Comment s’en sortir ? Comment réduire le harcèlement sexuel et rendre les femmes moins vulnérables ? D’après Raynond Boudon, sociologue mondialement réputé, la personne humaine, loin d’être le jouet des déterminismes sociaux, joue, en dépit de certains effets pervers un rôle décisif dans la construction des systèmes sociaux. Quels sont les instruments mis en place au Maroc pour construire un système social bâti sur des relations homme/femme, loin de toute forme de harcèlement sexuel. Pour la première fois dans les annales de la législation marocaine, le harcèlement sexuel dans la vie publique, sera soumis à un code de sanction. Certes une loi est nécessaire, mais est-elle suffisante ?

Déjà la loi sur le harcèlement dans le milieu du travail existe et date de 2004, mais elle est loin de protéger la femme contre des pratiques provoquant des souffrances psychologiques entravant sa liberté et réduisant son droit.

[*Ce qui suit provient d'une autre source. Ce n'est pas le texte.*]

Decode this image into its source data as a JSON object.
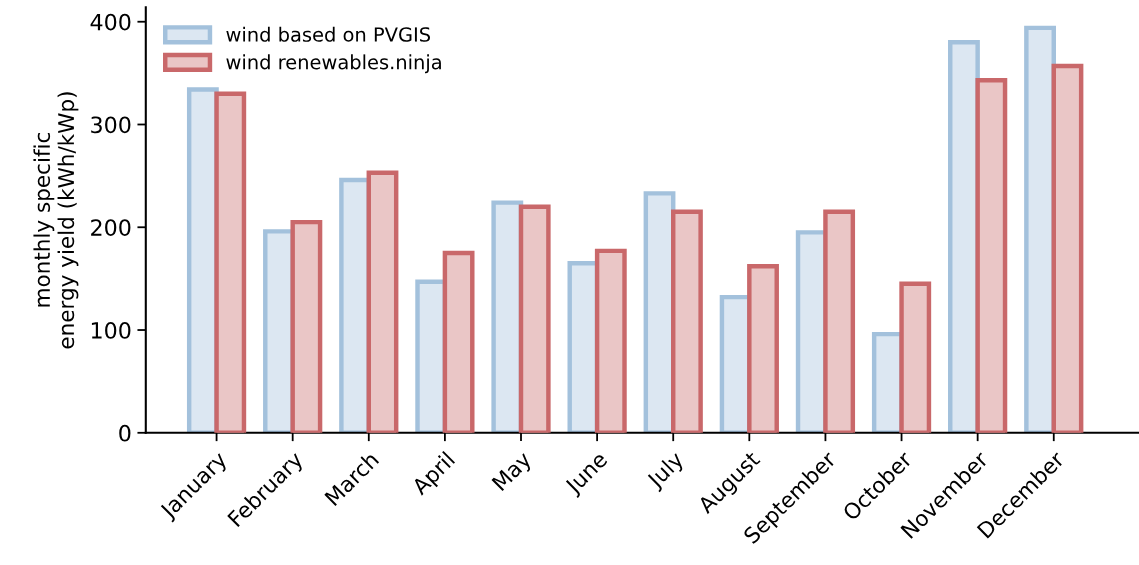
{
  "chart_data": {
    "type": "bar",
    "ylabel": "monthly specific\nenergy yield (kWh/kWp)",
    "categories": [
      "January",
      "February",
      "March",
      "April",
      "May",
      "June",
      "July",
      "August",
      "September",
      "October",
      "November",
      "December"
    ],
    "series": [
      {
        "name": "wind based on PVGIS",
        "color": "#a3c1dc",
        "values": [
          334,
          196,
          246,
          147,
          224,
          165,
          233,
          132,
          195,
          96,
          380,
          394
        ]
      },
      {
        "name": "wind renewables.ninja",
        "color": "#c9686a",
        "values": [
          330,
          205,
          253,
          175,
          220,
          177,
          215,
          162,
          215,
          145,
          343,
          357
        ]
      }
    ],
    "ylim": [
      0,
      414
    ],
    "yticks": [
      0,
      100,
      200,
      300,
      400
    ],
    "grid": false,
    "legend": "top left"
  }
}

D’après Nasser Khalifa, responsable des ressources humaines auprès d’une chaîne de production touristique les discriminations à l’encontre des femmes et les inégalités dont elles souffrent, sont malheureusement des facteurs renforçant le harcèlement sexuel.
Pour réduire le harcèlement à l’image des occidentaux, il faut revenir à la base de la discipline, réviser le système d’éducation, renforcer la politique de scolarisation et instaurer des programmes structurels de lutte contre la pauvreté. Il est clair que les moyens de lutte contre le harcèlement ne se limitent pas au simple fait de dicter une loi, mais il faut mettre en place les instruments nécessaires pour veiller à son application. Il est clair que le harcèlement sexuel relève de pratiques portant atteinte à l’intégrité physique et morale de la femme, il provoque des répercussions graves sur la psychologie de la douce moitié de la société et entrave ses activités normales. Etablir une loi c’est bien, mais le phénomène est beaucoup plus complexe, qu’il nécessite la combinaison des efforts de plusieurs acteurs.

Les chiffres

Il ressort d’un rapport établi, sur la base des appels téléphoniques reçus au numéro vert, par le secrétariat d’Etat Chargé de la famille de l’enfant et des personnes handicapées, durant la période allant du 26 janvier et le 13 octobre 2006, la réalité chiffrée est la suivante :

• 11.681 cas de violence et agressions dans le cadre conjugal et dont la victime est l’épouse
• 27.795 cas d’agression et de violence en dehors du cadre conjugal
• La moyenne mensuelle des appels téléphoniques ayant pour objet une déclaration de violence ou/ et d’agression s’élève à 1600
• 94.2% des appels téléphoniques émanent des femmes victimes elles-mêmes.
• 94% des femmes victimes résident dans les grandes villes et dont 33% sont reparties entre Casablanca Agadir, Marrakech et Fès.

Dans le cadre conjugal :
• 33.5 % sont des femmes victimes d’agression et de violence physique
• 4.4% sont des femmes victimes de violence sexuelle
• 17.1% sont exposées à des agressions orales

Dans le cadre hors conjugal :

• 40.8% cas d’agression et de violence sexuelle
• 24% cas d’agression et violence psychique
• 3.9% cas d’agression et violence physique

Portrait-robot de l’harceleur

Selon la typologie largement usitée par tous les psy, on distingue trois types d’hommes qui résistent mal à l’envie de harceler tout jupon qui passe devant eux : le narcissique, qui utilise le harcèlement pour valoriser son image, l’impuissant, qui se venge (il doute de sa puissance sexuelle et utilise son autorité pour se donner de l’assurance, pour se rassurer ; cet homme n’ose pas aborder une femme dans le cadre d’une relation normale et il profite de sa position hiérarchique pour se donner l’impression d’une puissance sexuelle qu’il n’a pas) et enfin le pervers, le sadique qui cherche à humilier sa victime. Chez tous ces hommes, ce qui les intéresse, c’est la position de pouvoir. Le sexe sert de prétexte. C’est pour cela que le harceleur choisit avec soin ses victimes, des femmes en position vulnérable qui n’osent pas se défendre, celles qui ont du mal à résister à l’autorité pour diverses raisons. Dans le harcèlement sexuel, on trouve plus le besoin d’humilier la femme et de la rabaisser.